During his journey through the most Central European region of the game in The Witcher 3, governed by the warlord Bloody Baron from the land of Velen, Geralt comes across a local sorcerer who invites him to take part in a Forefather’s Eve (which is also the title and theme of one of Adam Mickiewicz’s most famous poetic dramas). The ritual takes place on a gloomy, abandoned island in the middle of a lake, one half of which is covered in ancient burial sites, while the other has the ruins of a castle with a high tower, inside which an evil local magnate died in mysterious circumstances (a pack of rats may have had something to do with it). The ritual thus takes place in the vicinity of Popiel’s tower (Popiel was a legendary Slavic prince).
When evening comes, the Sorcerer begins Forefathers' Eve. Everyone familiar with Mickiewicz’s text will quickly notice that the words to which the crowd responds, are a clear variation on his poems. A very well written at that, as it retains the same meter and style, only citing three verses directly from Mickiewicz’s poem. Using a new text as a base, as opposed to citing long excerpts from the classical work makes the scene comprehensible without the need for any additional explanations. The English version puts an emphasis on intelligibility, which changes ‘distaff burning in fire’ to frankincense, which, for foreign audiences, is decidedly more natural in this context. The local ritual becomes global, without the need to add linguistic or ethnographic footnotes.
The setting of Forefather’s Eve in The Witcher is also worth a closer look – it doesn’t take place in a church or even a chapel but in a stone circle next to a burial site.
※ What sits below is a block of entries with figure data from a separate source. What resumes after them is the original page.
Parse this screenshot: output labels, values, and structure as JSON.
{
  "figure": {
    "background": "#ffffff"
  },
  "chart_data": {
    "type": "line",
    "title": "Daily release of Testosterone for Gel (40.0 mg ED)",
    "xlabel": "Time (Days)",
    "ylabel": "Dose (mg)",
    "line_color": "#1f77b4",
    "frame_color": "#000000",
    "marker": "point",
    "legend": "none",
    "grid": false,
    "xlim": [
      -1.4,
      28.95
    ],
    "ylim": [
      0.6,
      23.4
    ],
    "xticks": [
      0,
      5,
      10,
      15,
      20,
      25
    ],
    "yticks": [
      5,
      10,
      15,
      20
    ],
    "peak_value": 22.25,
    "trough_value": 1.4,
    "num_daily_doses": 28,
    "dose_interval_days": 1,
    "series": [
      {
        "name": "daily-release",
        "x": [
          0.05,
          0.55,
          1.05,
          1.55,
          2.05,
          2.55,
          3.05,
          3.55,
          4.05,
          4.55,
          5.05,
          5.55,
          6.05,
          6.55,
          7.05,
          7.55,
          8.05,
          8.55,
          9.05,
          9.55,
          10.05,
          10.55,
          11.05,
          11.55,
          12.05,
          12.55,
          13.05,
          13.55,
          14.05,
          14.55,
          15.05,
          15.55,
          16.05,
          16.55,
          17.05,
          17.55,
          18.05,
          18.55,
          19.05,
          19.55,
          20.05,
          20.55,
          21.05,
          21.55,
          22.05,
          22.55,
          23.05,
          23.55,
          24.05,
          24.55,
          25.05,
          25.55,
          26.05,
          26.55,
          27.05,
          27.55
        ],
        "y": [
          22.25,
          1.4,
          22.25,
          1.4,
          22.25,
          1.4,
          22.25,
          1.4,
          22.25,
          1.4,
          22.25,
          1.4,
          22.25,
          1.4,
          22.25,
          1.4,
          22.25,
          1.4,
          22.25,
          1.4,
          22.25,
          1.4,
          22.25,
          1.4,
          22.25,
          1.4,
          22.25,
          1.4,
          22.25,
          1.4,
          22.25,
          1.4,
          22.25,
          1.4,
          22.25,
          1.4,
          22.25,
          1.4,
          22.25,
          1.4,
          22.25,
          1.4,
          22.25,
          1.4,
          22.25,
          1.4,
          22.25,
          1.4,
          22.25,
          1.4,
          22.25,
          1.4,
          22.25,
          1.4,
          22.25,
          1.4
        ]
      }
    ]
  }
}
If this place has any resemblance to a location in contemporary or historic Poland, it seems to be most similar to the gothic cemeteries in Pomerania. Although perhaps there is no point in looking for real life equivalents. ‘New visions stand before you: there is a green grassy hill, on it stand twelve druid rocks, and the thirteenth – a throne made of mossy granite’ – this is how Juliusz Słowacki described the area around Gopło lake in a letter to Zygmunt Krasińki in the introduction to Lilla Weneda. This is obviously not the real Gopło, but the lake according to The Poems of Ossian, which were very popular at the time. It is basically a proto-Slavic and Celtic fairy tale hybrid based on the pseudoscientific treatise Pierwotne Dzieje Polski (The Ancient History of Poland) by Henryk Lewestam, adapted to fit Europe’s main concerns at the time. In it, the original inhabitants of Poland are Celts, while their leader, Dervid is a ‘copy’ of the Shakespearean Lear. Such was also the case with Balladyna – the plot setting in it is local, but everything else is compiled out of themes found all over European culture.
The world of the third Witcher does not overwhelm with its Slavonic references but skillfully weaves them in among various themes relating to different aspects of European and American culture. In the major localised versions of the game, it is clear how much effort the translators put into making the names sound naturally in all of the target languages. The local elements are so integral to the whole that a foreign user won’t even notice them. However, as a consequence of this strategy, a foreign player does not see the Forefather’s Eve ceremony by the lake that could be Gopło (but isn’t) as a strange and exotic ritual, but as a familiar and comprehensible one. Perhaps the best way to present one’s own culture is through making others see their own cultures reflected in it?